The Nd:YAG laser effectively removes or lightens amateur and professional tattoos. The biomechanics of the removal of tattoo particles at the cellular level are incompletely understood. We examined biopsies obtained from 35 amateur and professional tattoos (including coloured tattoos), treated on three or more occassions with the Nd:YAG laser. Biopsies taken immediately after laser treatment showed vacuolation with complete clearance of tattoo particles in the most superficial layers of the dermis, as assessed by light and electron microscopy. We propose that the ‘disappearance’ of the tattoo particle arises from the formation of atomic species and gaseous products, which are rapidly dissolved in the extracellular fluid. Residual fragmented particles that are commonly found in the mid-and lower dermis are rephagocytosed. The interaction between the Nd:YAG laser and black tattoo particles at 1064nm, and red tattoo particles at 532nm, appears to be specific, as there was little evidence of thermal damage to adjacent cells or stromal collagen.     

Tattooing of skin results in transportation and light-induced decomposition of tattoo pigments – a first quantification in vivo using a mouse model

Abstract:  Millions of people are tattooed with inks that contain azo pigments. The pigments contained in tattoo inks are manufactured for other uses with no established history of safe use in humans and are injected into the skin at high densities (2.5 mg/cm²).
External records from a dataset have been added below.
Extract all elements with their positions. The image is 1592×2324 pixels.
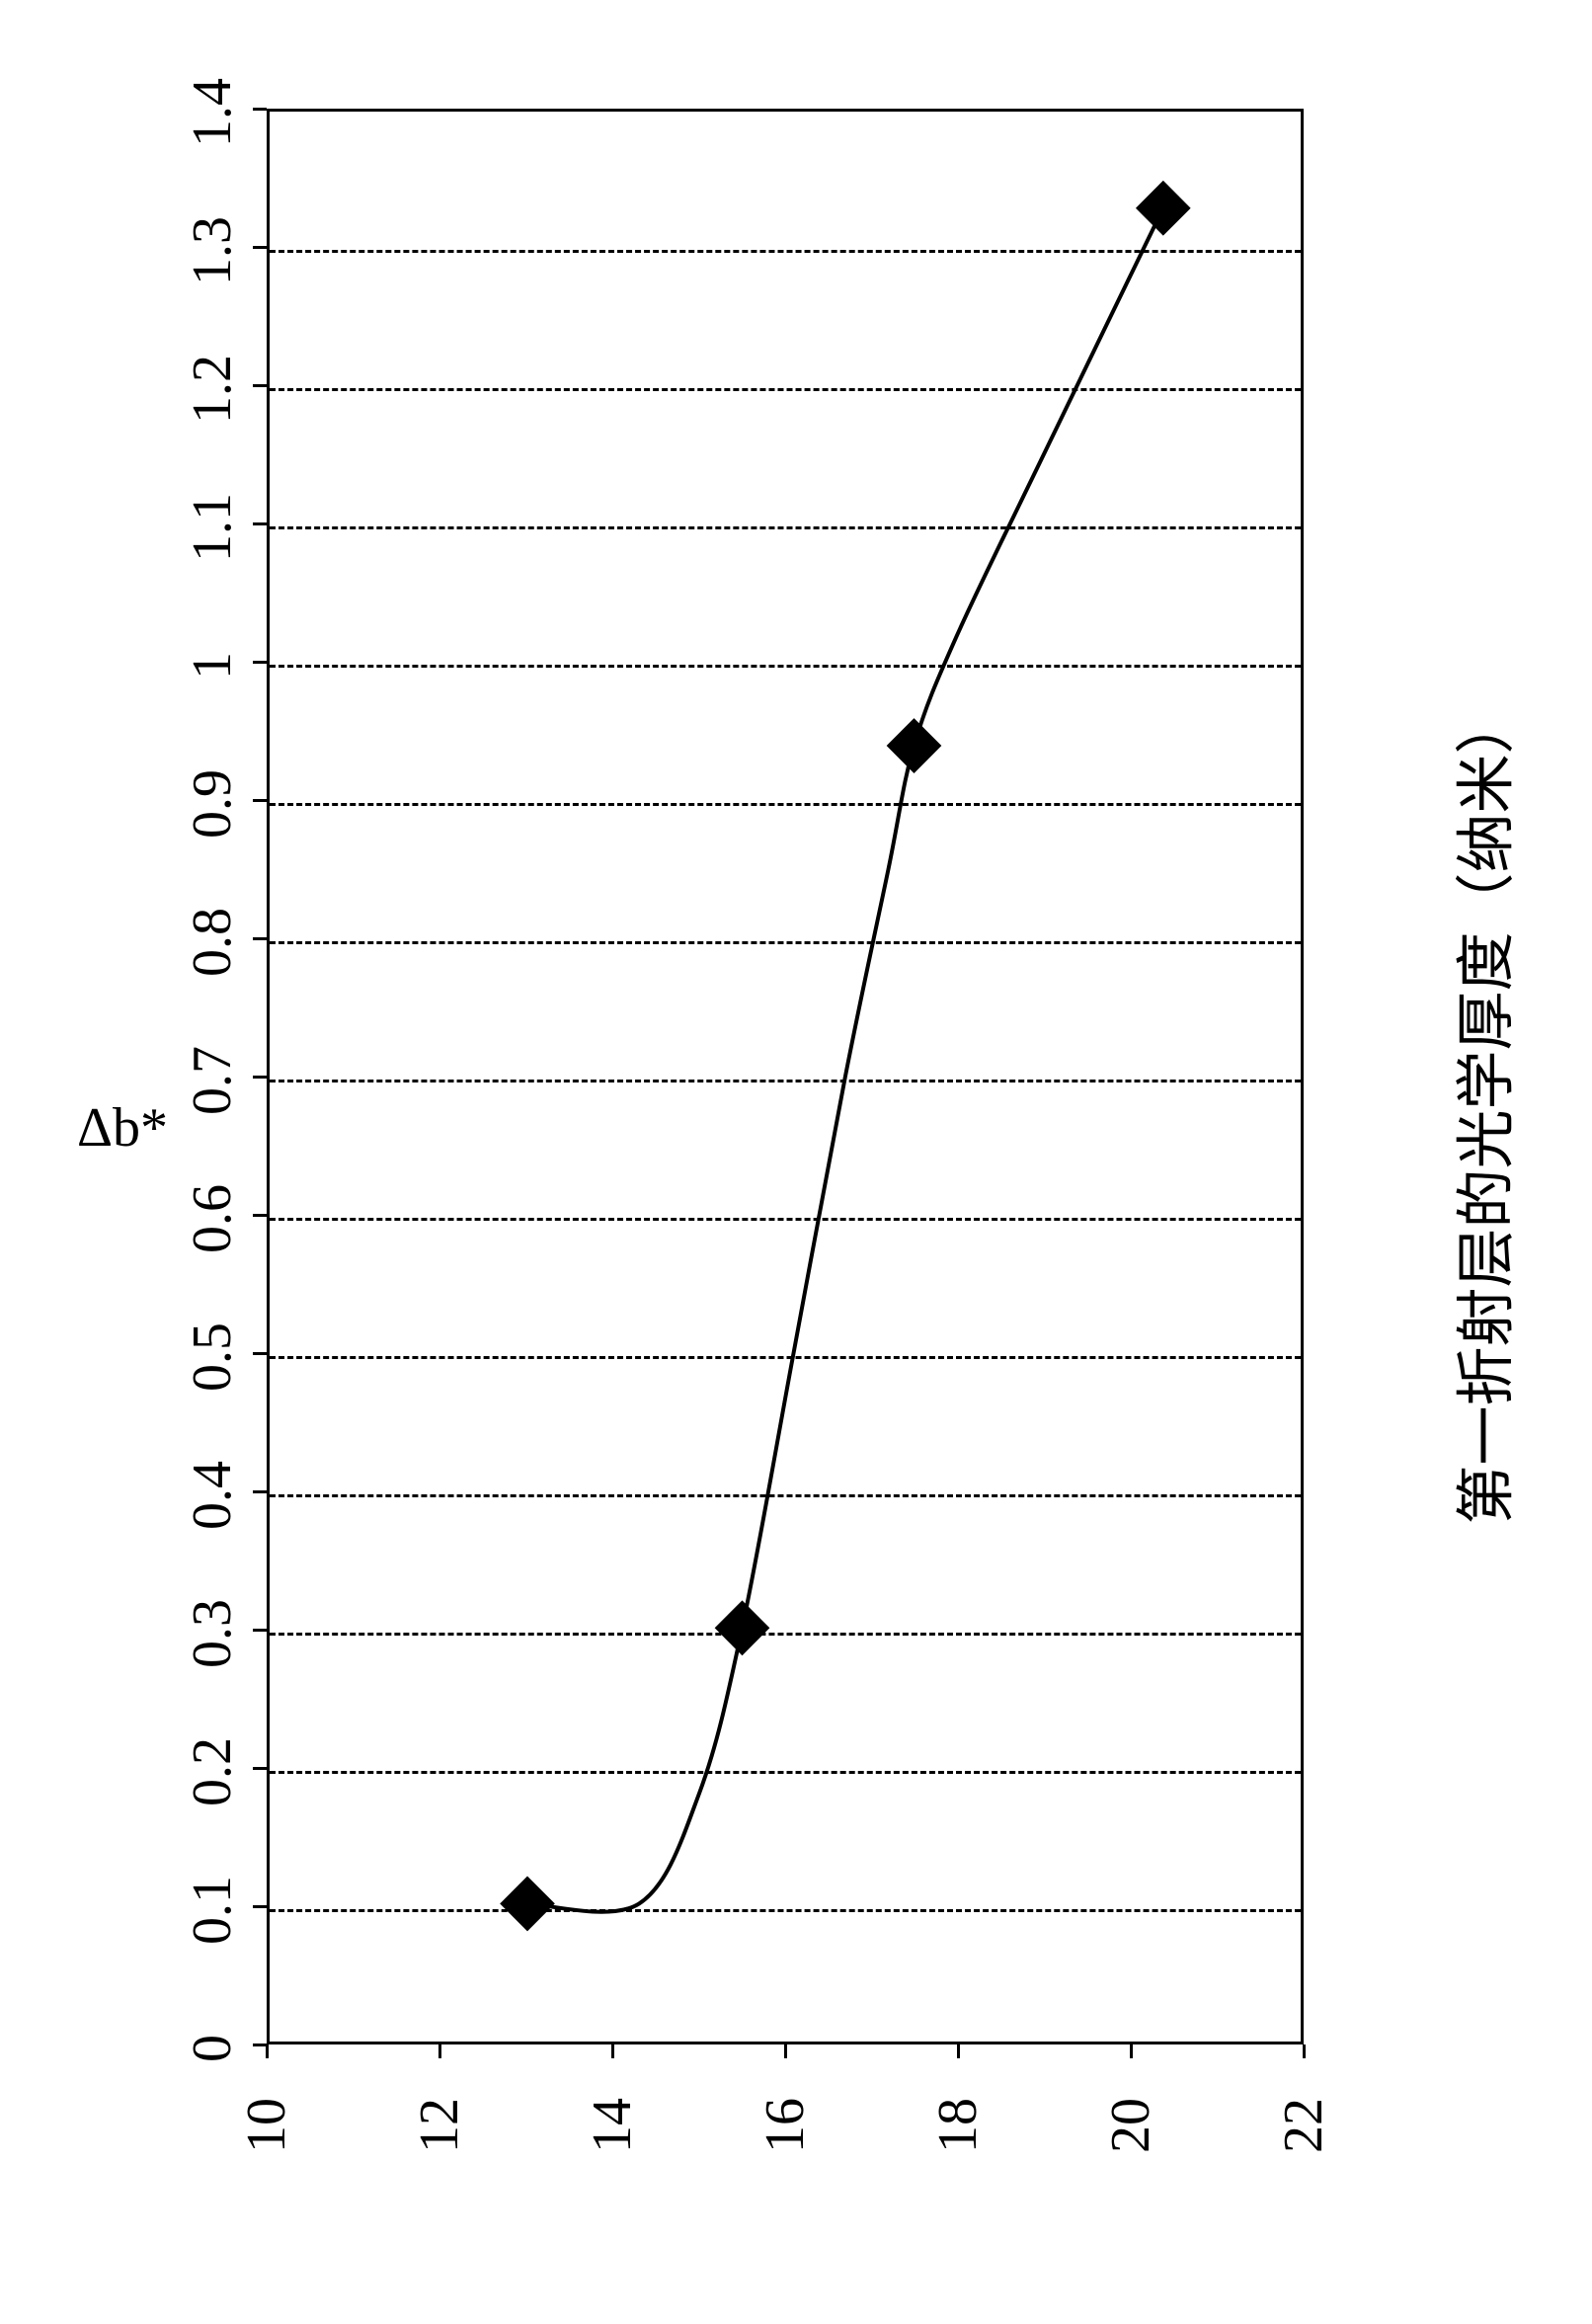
y-tick-label: 16 (754, 2076, 817, 2175)
x-tick-label: 1 (181, 626, 244, 705)
tick-mark (253, 937, 267, 940)
tick-mark (253, 1490, 267, 1493)
chart-svg (270, 112, 1301, 2042)
y-tick-label: 14 (581, 2076, 644, 2175)
x-tick-label: 1.2 (181, 350, 244, 429)
grid-line (270, 1909, 1301, 1912)
x-tick-label: 0.4 (181, 1456, 244, 1535)
y-axis-label: Δb* (77, 1096, 168, 1160)
x-tick-label: 0.7 (181, 1041, 244, 1120)
grid-line (270, 1494, 1301, 1497)
curve-line (527, 208, 1163, 1912)
y-tick-label: 12 (408, 2076, 471, 2175)
data-marker (887, 718, 942, 773)
grid-line (270, 1771, 1301, 1774)
y-tick-label: 22 (1272, 2076, 1335, 2175)
tick-mark (1130, 2044, 1133, 2058)
tick-mark (253, 1629, 267, 1632)
tick-mark (253, 661, 267, 664)
grid-line (270, 526, 1301, 529)
tick-mark (253, 799, 267, 802)
y-tick-label: 20 (1099, 2076, 1162, 2175)
tick-mark (253, 1352, 267, 1355)
tick-mark (253, 246, 267, 249)
data-marker (1136, 181, 1191, 236)
y-tick-label: 18 (926, 2076, 990, 2175)
tick-mark (611, 2044, 614, 2058)
grid-line (270, 388, 1301, 391)
grid-line (270, 665, 1301, 668)
grid-line (270, 803, 1301, 806)
x-tick-label: 1.3 (181, 211, 244, 290)
tick-mark (253, 1214, 267, 1217)
x-tick-label: 0.6 (181, 1179, 244, 1258)
tick-mark (253, 1767, 267, 1770)
chart-container: Δb* 第一折射层的光学厚度（纳米） 1.41.31.21.110.90.80.… (99, 49, 1481, 2222)
grid-line (270, 1356, 1301, 1359)
x-tick-label: 0.1 (181, 1871, 244, 1950)
data-marker (715, 1600, 770, 1655)
grid-line (270, 1080, 1301, 1082)
x-tick-label: 0.3 (181, 1594, 244, 1673)
data-marker (500, 1877, 555, 1932)
tick-mark (253, 384, 267, 387)
tick-mark (253, 522, 267, 525)
plot-area (267, 109, 1304, 2044)
tick-mark (253, 1905, 267, 1908)
tick-mark (438, 2044, 441, 2058)
x-tick-label: 0.8 (181, 903, 244, 982)
tick-mark (253, 1076, 267, 1079)
tick-mark (957, 2044, 960, 2058)
tick-mark (1303, 2044, 1306, 2058)
grid-line (270, 1218, 1301, 1221)
x-tick-label: 1.4 (181, 73, 244, 152)
x-tick-label: 0.2 (181, 1732, 244, 1811)
tick-mark (253, 2044, 267, 2046)
grid-line (270, 250, 1301, 253)
tick-mark (253, 108, 267, 111)
y-tick-label: 10 (235, 2076, 298, 2175)
x-tick-label: 1.1 (181, 488, 244, 567)
x-tick-label: 0.5 (181, 1318, 244, 1397)
grid-line (270, 941, 1301, 944)
tick-mark (266, 2044, 269, 2058)
grid-line (270, 1633, 1301, 1636)
x-axis-label: 第一折射层的光学厚度（纳米） (1439, 695, 1525, 1525)
x-tick-label: 0.9 (181, 764, 244, 843)
tick-mark (784, 2044, 787, 2058)
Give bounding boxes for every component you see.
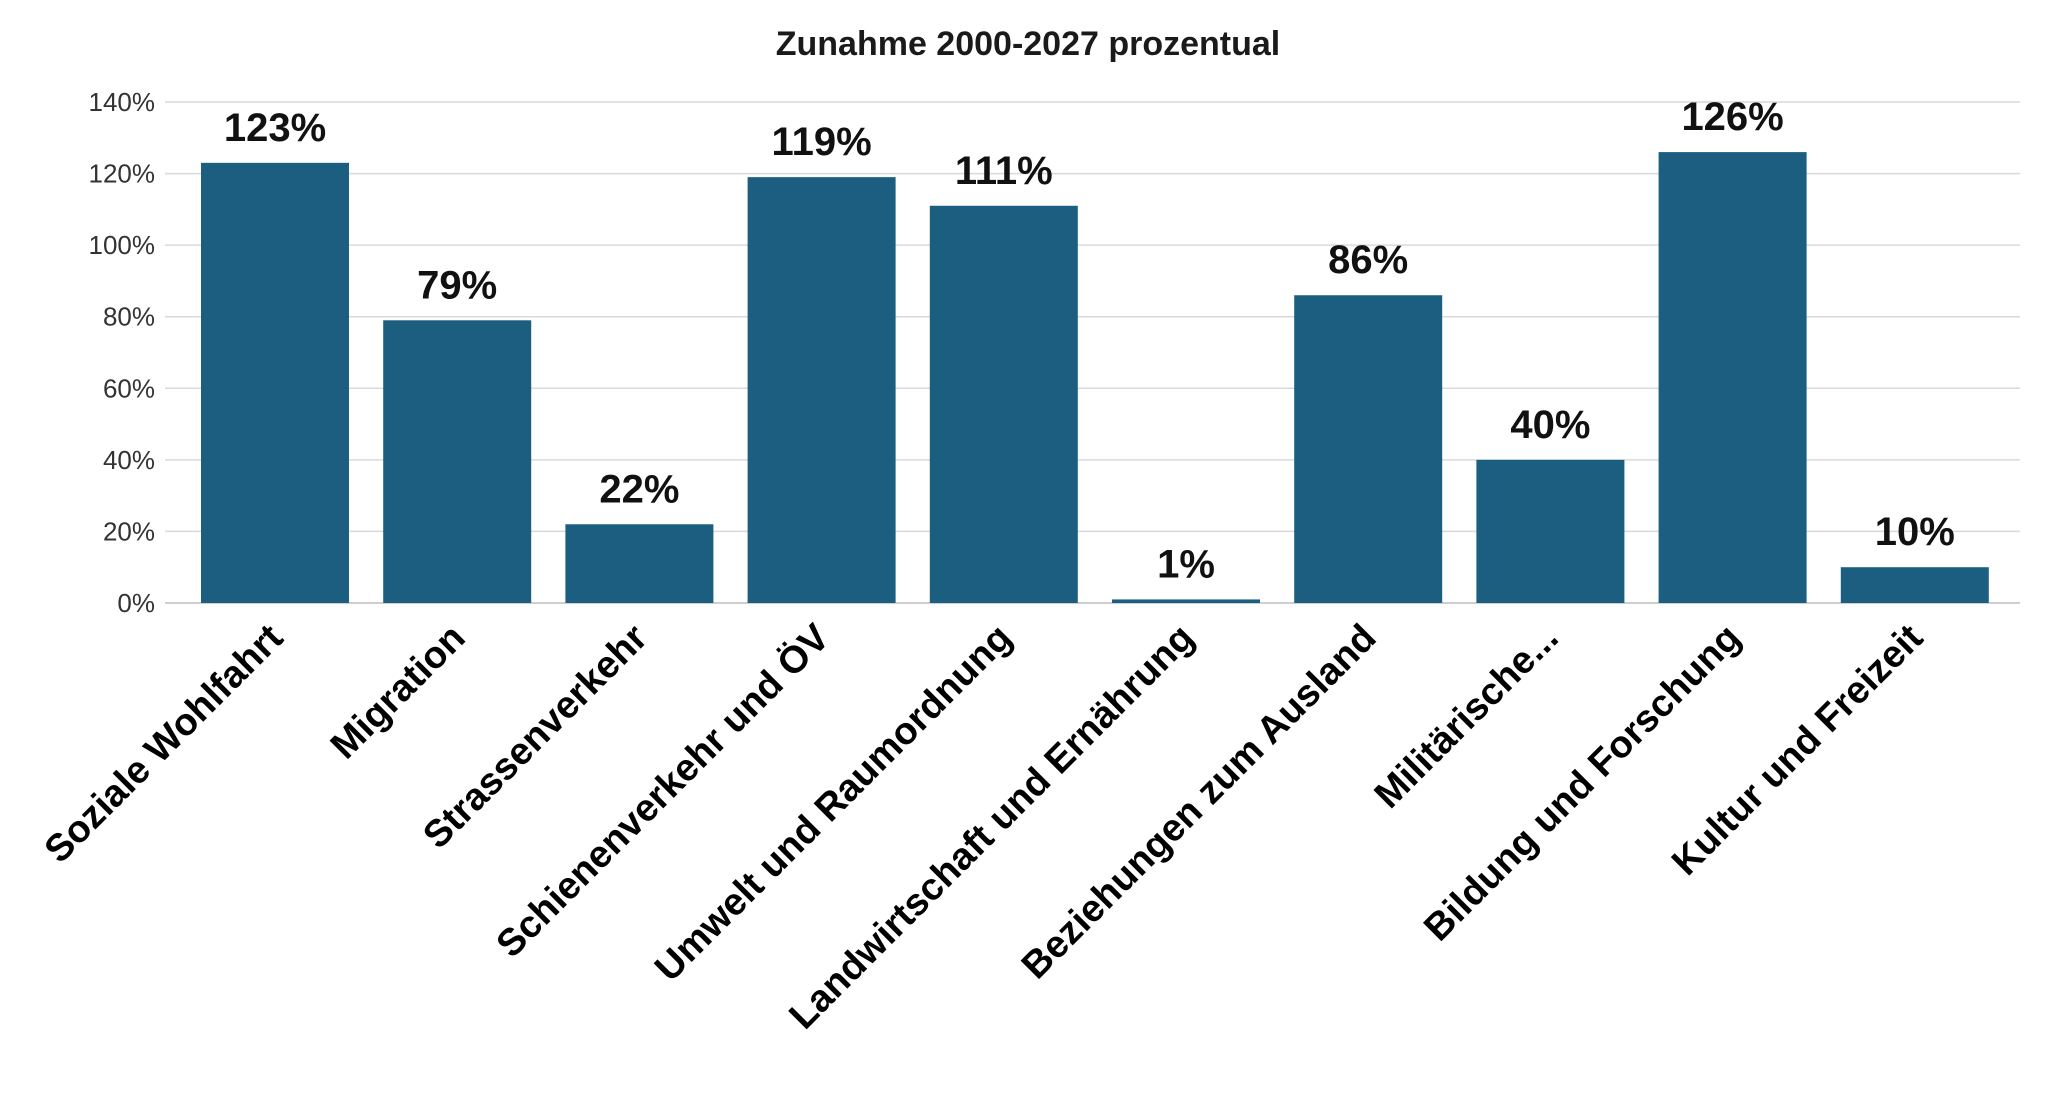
data-label: 22%: [599, 467, 679, 511]
y-axis-ticks: 0% 20% 40% 60% 80% 100% 120% 140%: [89, 87, 156, 618]
bar: [747, 177, 896, 603]
y-tick-label: 60%: [103, 373, 155, 403]
bar: [1658, 152, 1807, 603]
x-tick-label: Migration: [323, 617, 474, 768]
data-label: 119%: [772, 120, 872, 164]
x-tick-label: Landwirtschaft und Ernährung: [782, 617, 1203, 1038]
x-tick-label: Schienenverkehr und ÖV: [488, 615, 838, 965]
y-tick-label: 0%: [117, 588, 155, 618]
bar: [929, 205, 1078, 603]
y-tick-label: 120%: [89, 159, 156, 189]
bars: [201, 152, 1989, 604]
chart-title: Zunahme 2000-2027 prozentual: [776, 25, 1281, 63]
x-tick-label: Umwelt und Raumordnung: [647, 617, 1020, 990]
x-tick-label: Soziale Wohlfahrt: [37, 616, 292, 871]
bar: [1476, 459, 1625, 603]
bar: [565, 524, 714, 603]
bar: [1840, 567, 1989, 603]
x-tick-label: Beziehungen zum Ausland: [1014, 617, 1385, 988]
data-label: 40%: [1510, 403, 1590, 447]
y-tick-label: 20%: [103, 516, 155, 546]
data-label: 126%: [1681, 95, 1783, 139]
y-tick-label: 140%: [89, 87, 156, 117]
bar: [1294, 295, 1443, 603]
x-tick-label: Militärische...: [1367, 617, 1567, 817]
data-label: 10%: [1875, 510, 1955, 554]
data-label: 123%: [224, 106, 326, 150]
x-axis-ticks: Soziale Wohlfahrt MigrationStrassenverkeh…: [37, 615, 1932, 1037]
y-tick-label: 80%: [103, 302, 155, 332]
data-label: 1%: [1157, 542, 1215, 586]
data-label: 79%: [417, 263, 497, 307]
x-tick-label: Bildung und Forschung: [1416, 617, 1749, 950]
bar: [1112, 599, 1260, 603]
y-tick-label: 40%: [103, 445, 155, 475]
bar: [201, 162, 349, 604]
data-labels: 123% 79% 22% 119% 111% 1% 86% 40% 126% 10%: [224, 95, 1955, 586]
data-label: 111%: [955, 149, 1053, 193]
bar: [383, 320, 532, 603]
data-label: 86%: [1328, 238, 1408, 282]
y-tick-label: 100%: [89, 230, 156, 260]
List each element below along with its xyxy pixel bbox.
Tattoo pigments disseminate after tattooing throughout the human body and although some may photodecompose at the injection site by solar or laser light exposure, the extent of transport or photodecomposition under in vivo conditions remains currently unknown. We investigated the transport and photodecomposition of the widely used tattoo Pigment Red 22 (PR 22) following tattooing into SKH-1 mice. The pigment was extracted quantitatively at different times after tattooing. One day after tattooing, the pigment concentration was 186 μg/cm² skin. After 42 days, the amount of PR 22 in the skin has decreased by about 32% of the initial value. Exposure of the tattooed skin, 42 days after tattooing, to laser light reduced the amount of PR 22 by about 51% as compared to skin not exposed to laser light. A part of this reduction is as a result of photodecomposition of PR 22 as shown by the detection of corresponding hazardous aromatic amines. Irradiation with solar radiation simulator for 32 days caused a pigment reduction of about 60% and we again assume pigment decomposition in the skin. This study is the first quantitative estimate of the amount of tattoo pigments transported from the skin into the body or decomposed by solar or laser radiation.